Ein Beispiel dafür ist ein Träger-Stützen-Anschluss, bei dem sich die Aussteifungsstäbe in der Nähe befinden. Bei dieser Verbindung ist die Stütze das einzige Element, dessen Achsenposition mit der des Tragwerksmodells übereinstimmt. Die horizontalen Träger sind auf die obere Flanschebene ausgerichtet, d. h., wenn die Querschnitte der Träger unterschiedlich sind, liegen die Achsen auf verschiedenen Ebenen.

Und was ein noch häufigerer Unterschied ist, die Achsen der Verbände haben Exzentrizitäten in Bezug auf die optimale Knotenrichtung. Die Gründe dafür sind unterschiedlich - sie liegen in der Herstellung, in der Durchführbarkeit der Montage oder in ästhetischen Gesichtspunkten. Oftmals würde die ideale Richtung von Aussteifungselementen zu unangemessen großen Knotenblechen oder zu Kollisionen mit anderen Elementen führen. Manchmal sind auch andere Technologien oder Ausrüstungen der Grund für die Verschiebung der Verbände vom Knotenpunkt.
Und dann stellt sich die Standardfrage Nr. 1:
Wird diese Verschiebung Auswirkungen auf die Tragfähigkeit der Struktur haben?
Die Antwort ist einfach: Ja, das wird sie. Es werden zusätzliche sekundäre innere Kräfte in die Bauteile eingeleitet. Dies sind die Scherkräfte, Biege- und Torsionsmomente. Manchmal werden die Spannungen in den Bauteilen verringert, manchmal erhöht.

Dann stellt sich die Frage Nr. 2:
Ist dieser Einfluss es wert, diese Exzentrizitäten in das ursprüngliche Tragwerksmodell aufzunehmen?
Das ist die schwierige Frage!
Ich würde vermuten, dass in den meisten Fällen diese Exzentrizitäten im Detail im Gesamtmodell vernachlässigt werden.
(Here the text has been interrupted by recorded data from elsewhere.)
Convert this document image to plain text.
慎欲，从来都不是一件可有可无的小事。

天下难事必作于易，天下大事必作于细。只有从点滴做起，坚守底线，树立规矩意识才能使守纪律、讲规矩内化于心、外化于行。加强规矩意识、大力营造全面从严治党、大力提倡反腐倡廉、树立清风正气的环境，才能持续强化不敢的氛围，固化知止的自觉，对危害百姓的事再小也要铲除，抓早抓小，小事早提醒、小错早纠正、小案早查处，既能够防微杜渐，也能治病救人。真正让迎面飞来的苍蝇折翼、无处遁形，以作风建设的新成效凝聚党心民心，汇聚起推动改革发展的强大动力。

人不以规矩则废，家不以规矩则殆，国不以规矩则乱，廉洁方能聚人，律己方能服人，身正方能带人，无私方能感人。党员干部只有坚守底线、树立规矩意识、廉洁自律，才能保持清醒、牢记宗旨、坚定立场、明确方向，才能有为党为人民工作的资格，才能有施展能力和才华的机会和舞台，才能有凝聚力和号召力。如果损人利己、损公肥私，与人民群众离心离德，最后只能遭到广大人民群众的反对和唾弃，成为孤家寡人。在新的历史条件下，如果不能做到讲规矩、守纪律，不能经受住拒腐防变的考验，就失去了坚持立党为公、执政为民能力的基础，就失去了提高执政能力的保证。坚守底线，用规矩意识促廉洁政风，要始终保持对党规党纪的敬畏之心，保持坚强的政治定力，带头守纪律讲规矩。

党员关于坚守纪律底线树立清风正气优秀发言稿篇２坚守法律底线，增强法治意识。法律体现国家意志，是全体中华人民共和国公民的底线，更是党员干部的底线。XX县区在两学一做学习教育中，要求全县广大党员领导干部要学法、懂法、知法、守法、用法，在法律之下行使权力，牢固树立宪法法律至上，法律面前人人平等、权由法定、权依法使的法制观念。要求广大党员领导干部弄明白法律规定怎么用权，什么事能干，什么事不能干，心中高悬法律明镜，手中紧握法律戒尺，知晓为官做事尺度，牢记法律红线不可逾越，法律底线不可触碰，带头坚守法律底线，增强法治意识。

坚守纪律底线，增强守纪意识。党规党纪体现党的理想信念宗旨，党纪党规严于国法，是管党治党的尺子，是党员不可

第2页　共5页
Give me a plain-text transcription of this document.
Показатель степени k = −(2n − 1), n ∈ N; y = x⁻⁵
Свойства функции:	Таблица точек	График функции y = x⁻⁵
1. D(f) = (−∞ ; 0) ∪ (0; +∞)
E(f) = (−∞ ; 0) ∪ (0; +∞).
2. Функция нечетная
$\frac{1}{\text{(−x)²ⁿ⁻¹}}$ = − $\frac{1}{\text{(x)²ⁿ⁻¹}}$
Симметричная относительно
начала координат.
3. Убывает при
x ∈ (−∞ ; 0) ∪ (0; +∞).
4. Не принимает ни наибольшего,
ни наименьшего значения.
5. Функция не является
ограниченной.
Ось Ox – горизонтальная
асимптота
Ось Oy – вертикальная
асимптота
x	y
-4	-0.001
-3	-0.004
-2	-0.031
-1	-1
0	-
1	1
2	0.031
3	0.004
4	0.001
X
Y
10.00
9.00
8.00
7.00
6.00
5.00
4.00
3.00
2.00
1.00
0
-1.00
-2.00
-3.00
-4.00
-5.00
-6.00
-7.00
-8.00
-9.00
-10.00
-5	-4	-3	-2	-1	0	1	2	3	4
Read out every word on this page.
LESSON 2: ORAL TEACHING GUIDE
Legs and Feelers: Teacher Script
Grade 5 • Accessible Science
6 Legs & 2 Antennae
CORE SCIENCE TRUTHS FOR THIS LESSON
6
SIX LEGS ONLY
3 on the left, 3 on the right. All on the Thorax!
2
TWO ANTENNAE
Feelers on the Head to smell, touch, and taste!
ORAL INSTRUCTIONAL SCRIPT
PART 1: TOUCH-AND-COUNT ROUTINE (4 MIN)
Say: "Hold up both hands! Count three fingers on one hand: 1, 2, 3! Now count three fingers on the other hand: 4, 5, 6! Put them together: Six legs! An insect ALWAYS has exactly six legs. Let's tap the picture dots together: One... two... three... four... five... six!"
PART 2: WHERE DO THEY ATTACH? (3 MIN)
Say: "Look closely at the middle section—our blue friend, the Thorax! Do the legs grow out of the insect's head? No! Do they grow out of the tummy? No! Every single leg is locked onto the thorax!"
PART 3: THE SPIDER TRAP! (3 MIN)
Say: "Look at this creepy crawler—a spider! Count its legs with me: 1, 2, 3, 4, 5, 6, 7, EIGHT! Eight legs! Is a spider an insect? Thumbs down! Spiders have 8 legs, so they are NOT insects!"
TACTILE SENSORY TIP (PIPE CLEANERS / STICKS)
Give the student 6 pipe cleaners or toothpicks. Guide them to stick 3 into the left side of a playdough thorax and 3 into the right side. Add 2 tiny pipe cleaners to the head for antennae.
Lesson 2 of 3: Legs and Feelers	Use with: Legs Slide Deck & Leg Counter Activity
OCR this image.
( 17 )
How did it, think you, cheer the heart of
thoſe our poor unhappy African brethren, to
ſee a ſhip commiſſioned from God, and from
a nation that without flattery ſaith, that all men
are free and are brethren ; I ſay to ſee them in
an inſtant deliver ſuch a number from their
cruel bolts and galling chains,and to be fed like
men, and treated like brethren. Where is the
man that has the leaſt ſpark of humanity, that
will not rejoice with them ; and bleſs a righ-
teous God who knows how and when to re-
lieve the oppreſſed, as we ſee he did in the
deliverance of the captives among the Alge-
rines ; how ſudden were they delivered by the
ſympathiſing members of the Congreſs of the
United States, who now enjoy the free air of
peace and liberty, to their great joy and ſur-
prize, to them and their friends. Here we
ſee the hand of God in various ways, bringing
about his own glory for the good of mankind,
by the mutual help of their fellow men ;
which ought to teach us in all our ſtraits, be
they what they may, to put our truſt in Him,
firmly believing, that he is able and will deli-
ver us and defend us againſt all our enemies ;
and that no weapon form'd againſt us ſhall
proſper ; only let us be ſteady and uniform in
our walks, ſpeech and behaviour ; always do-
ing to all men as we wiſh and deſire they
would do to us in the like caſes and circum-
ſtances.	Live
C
Und das ist verständlich. Die Situation müsste schon sehr untypisch sein, um nennenswerte Probleme zu verursachen. Aber es kann passieren, dass es nicht offensichtlich ist, und wenn es nicht offensichtlich ist, ist es potenziell gefährlich. Und Bauingenieure sind gerne auf der sicheren Seite.